After the sides agreed on financial terms on Dec. 7 -- a $15.8 million base salary with performance clauses that could push it to $20 million -- it took nearly two months to complete the final language, which the Giants used to try to protect themselves in case Bonds misses time for being called to court
"It was a complex, lengthy, unconventional contract," Baer said. "We needed to get some reasonable assurances and protections in several areas, and those were achieved. We got those."
Shields was in charge of stretching and massaging Bonds, and Oliver oversaw more on-field work with the left fielder. They were never favorites of the Giants' medical staff, which didn't appreciate their presence without the usually required schooling and certification.

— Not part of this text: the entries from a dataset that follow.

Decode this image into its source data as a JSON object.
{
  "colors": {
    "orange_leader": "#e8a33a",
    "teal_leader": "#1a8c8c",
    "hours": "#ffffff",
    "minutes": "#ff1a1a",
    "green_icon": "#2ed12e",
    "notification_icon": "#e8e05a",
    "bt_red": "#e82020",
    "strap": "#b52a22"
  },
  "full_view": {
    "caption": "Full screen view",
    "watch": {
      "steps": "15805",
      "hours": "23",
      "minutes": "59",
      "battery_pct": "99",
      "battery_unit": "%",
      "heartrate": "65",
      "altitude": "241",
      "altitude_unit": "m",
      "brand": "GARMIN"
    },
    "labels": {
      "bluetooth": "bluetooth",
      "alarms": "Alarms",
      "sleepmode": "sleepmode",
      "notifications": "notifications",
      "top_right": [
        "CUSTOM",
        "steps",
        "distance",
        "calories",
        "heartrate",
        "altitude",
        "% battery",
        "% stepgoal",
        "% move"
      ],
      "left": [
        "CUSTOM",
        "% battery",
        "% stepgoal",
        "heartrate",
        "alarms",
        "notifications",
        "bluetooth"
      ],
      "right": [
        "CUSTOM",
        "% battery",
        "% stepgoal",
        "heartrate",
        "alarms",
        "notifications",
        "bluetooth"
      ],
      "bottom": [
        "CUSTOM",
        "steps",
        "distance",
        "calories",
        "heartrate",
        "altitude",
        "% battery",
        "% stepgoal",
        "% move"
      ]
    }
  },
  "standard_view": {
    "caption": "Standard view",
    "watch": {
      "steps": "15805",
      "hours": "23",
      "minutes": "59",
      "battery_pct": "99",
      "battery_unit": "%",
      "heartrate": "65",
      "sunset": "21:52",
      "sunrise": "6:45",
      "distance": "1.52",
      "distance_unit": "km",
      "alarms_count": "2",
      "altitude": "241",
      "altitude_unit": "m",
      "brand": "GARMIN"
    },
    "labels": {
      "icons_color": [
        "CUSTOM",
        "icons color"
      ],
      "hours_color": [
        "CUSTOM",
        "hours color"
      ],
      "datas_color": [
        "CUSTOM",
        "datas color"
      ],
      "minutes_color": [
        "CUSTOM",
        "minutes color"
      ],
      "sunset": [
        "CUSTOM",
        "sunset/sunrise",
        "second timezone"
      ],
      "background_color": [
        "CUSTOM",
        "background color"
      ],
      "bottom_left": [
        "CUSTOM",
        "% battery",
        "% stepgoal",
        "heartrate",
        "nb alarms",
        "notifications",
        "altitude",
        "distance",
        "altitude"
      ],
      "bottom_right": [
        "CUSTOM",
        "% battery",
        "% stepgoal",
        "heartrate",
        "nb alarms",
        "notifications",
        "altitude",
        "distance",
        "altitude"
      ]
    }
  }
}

In their absence, Bonds would report only to new head trainer Dave Groeschner and his staff. Groeschner was promoted after Stan Conte's resignation following 15 years with the club including seven as the head trainer. Conte now is the Dodgers' head trainer.
Before the 2004 season, with the BALCO case at the forefront, Major League Baseball banned personal trainers, but Bonds filed a grievance with the union on grounds it violated a clause in his contract. The Giants circumvented the edict by putting Shields on their payroll and making him available to all players.
In fact, Shields worked almost exclusively with Bonds, and MLB was never in favor of the special treatment afforded to Bonds, especially after his weight trainer, Greg Anderson, was indicted in the BALCO case and later imprisoned for three months for his role in the conspiracy to distribute performance-enhancing drugs to professional and Olympic athletes. He's currently back in prison, this time for refusing to testify to the grand jury investigating Bonds for perjury.
Another member of Bonds' entourage, Anthony Phills, who was Bonds' personal photographer, was banned from the clubhouse after ESPN discontinued its reality show, "Bonds on Bonds."
Bonds is 22 homers behind Hank Aaron's all-time record of 755, and he was asked if he'd play beyond 2007 if he didn't break the record.
"I think I'll stay around until I'm a hundred, or at least try to," he said. "That's a yes. I'm going to keep playing."